En exécutant les ordres du roi, permettez-moi de vous renouveler les sentiments de la considération infinie avec laquelle j’ai l’honneur d’être, monsieur, etc.


2816. — À M. DUPONT,
avocat.
À Lyon, au Palais Royal[1], ce 18 novembre.

Me voilà donc, monsieur,


· Lugdunensem rhetor dicturus ad aram ;

(Juvénal, sat. i, v. 44.)


et j’ai quitté la première Belgique pour la première Lyonnaise. Il y a ici deux académies, mais il n’y a point d’homme comme vous ; je vous jure que je vous regretterai partout. J’ai quitté Colmar bien malgré moi, puisque c’est vous qui m’y aviez attiré, et vous pourrez bien m’y attirer encore. Vous trouverez bon que monsieur le premier président et madame entrent beaucoup dans mes regrets ; parlez-leur quelquefois de moi, je vous en prie : je n’oublierai jamais leurs bontés. Je vous supplie encore de vouloir bien dire à M. de Bruges combien je l’estime et combien je le regrette. Je commençais à regarder Colmar comme ma patrie ; il a fallu en partir dans le temps que je voulais m’y établir. C’est une plaisanterie trop forte pour un malade, de faire cent lieues pour venir causer, à Lyon, avec M. le maréchal de Richelieu. Il n’a jamais fait faire tant de chemin à ses maîtresses, quoiqu’il les ait menées toujours fort loin.

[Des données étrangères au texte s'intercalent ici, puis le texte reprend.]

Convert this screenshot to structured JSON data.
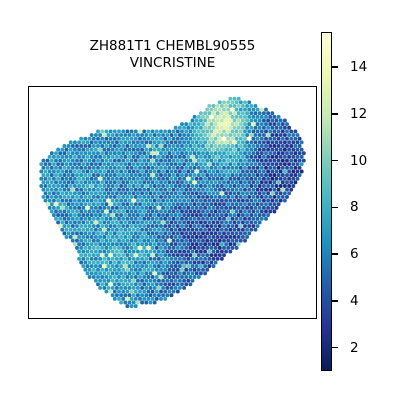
{
  "chart_data": {
    "type": "heatmap",
    "title": "ZH881T1 CHEMBL90555\nVINCRISTINE",
    "colormap": "YlGnBu_r",
    "colorbar": {
      "min": 1.0,
      "max": 15.5,
      "ticks": [
        2,
        4,
        6,
        8,
        10,
        12,
        14
      ]
    },
    "regions": [
      {
        "name": "upper-left lobe",
        "level": 6.5
      },
      {
        "name": "central body",
        "level": 6.0
      },
      {
        "name": "upper-right hotspot",
        "level": 12.5
      },
      {
        "name": "right edge",
        "level": 3.0
      },
      {
        "name": "lower tip",
        "level": 4.5
      },
      {
        "name": "lower-left patch",
        "level": 8.5
      }
    ]
  }
}
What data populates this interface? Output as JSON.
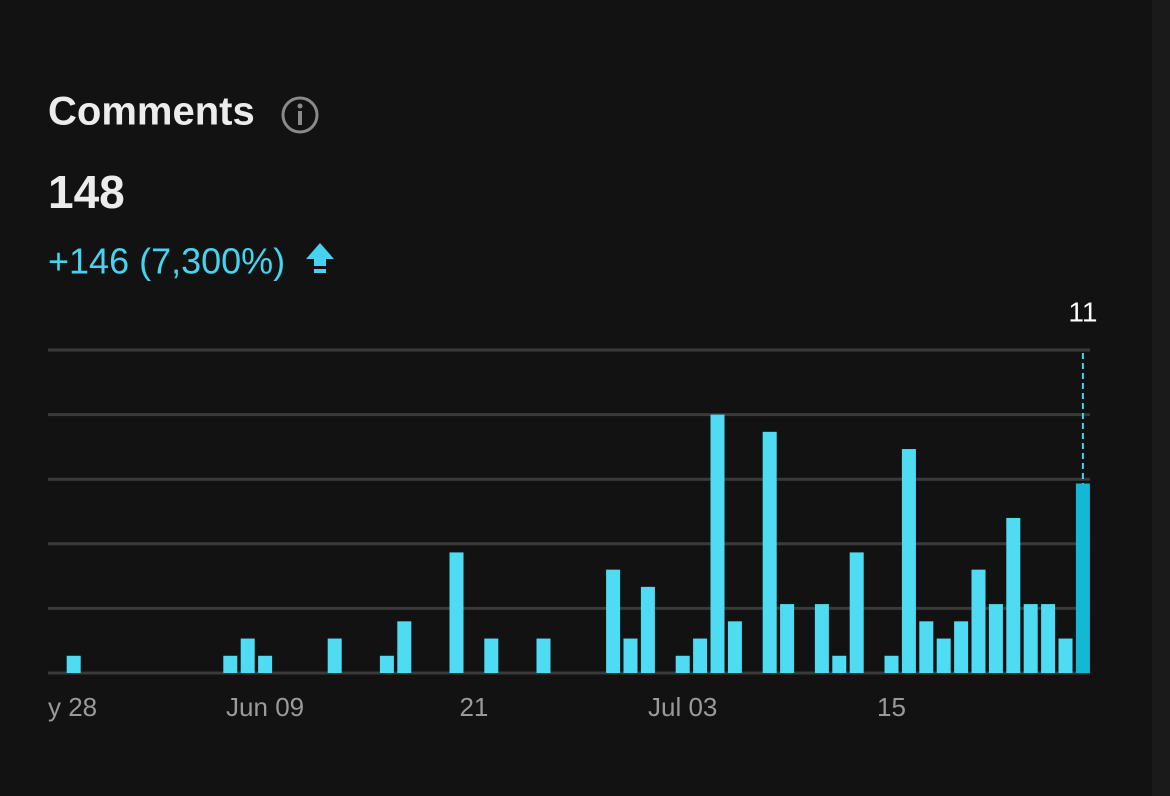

Il faut que je vous dise un petit mot de notre affaire concernant l’homologation de l’acte sous seing privé de M. le duc de Wurtemberg. Je pense qu’il faut attendre ; il serait piqué d’une précaution qui marquerait de la défiance. Je vous écrirai quand il sera temps de consommer cette petite affaire, qui d’ailleurs n’éclatera point ; et je tâcherai de conserver ses bonnes grâces. Gardez toujours la pancarte précieusement, aussi bien que celle

  1. Du temps de Voltaire, c’était le nom d’une auberge appelée aujourd’hui hôtel, et qui est au coin de la rue du Plat, à Lyon. (B.)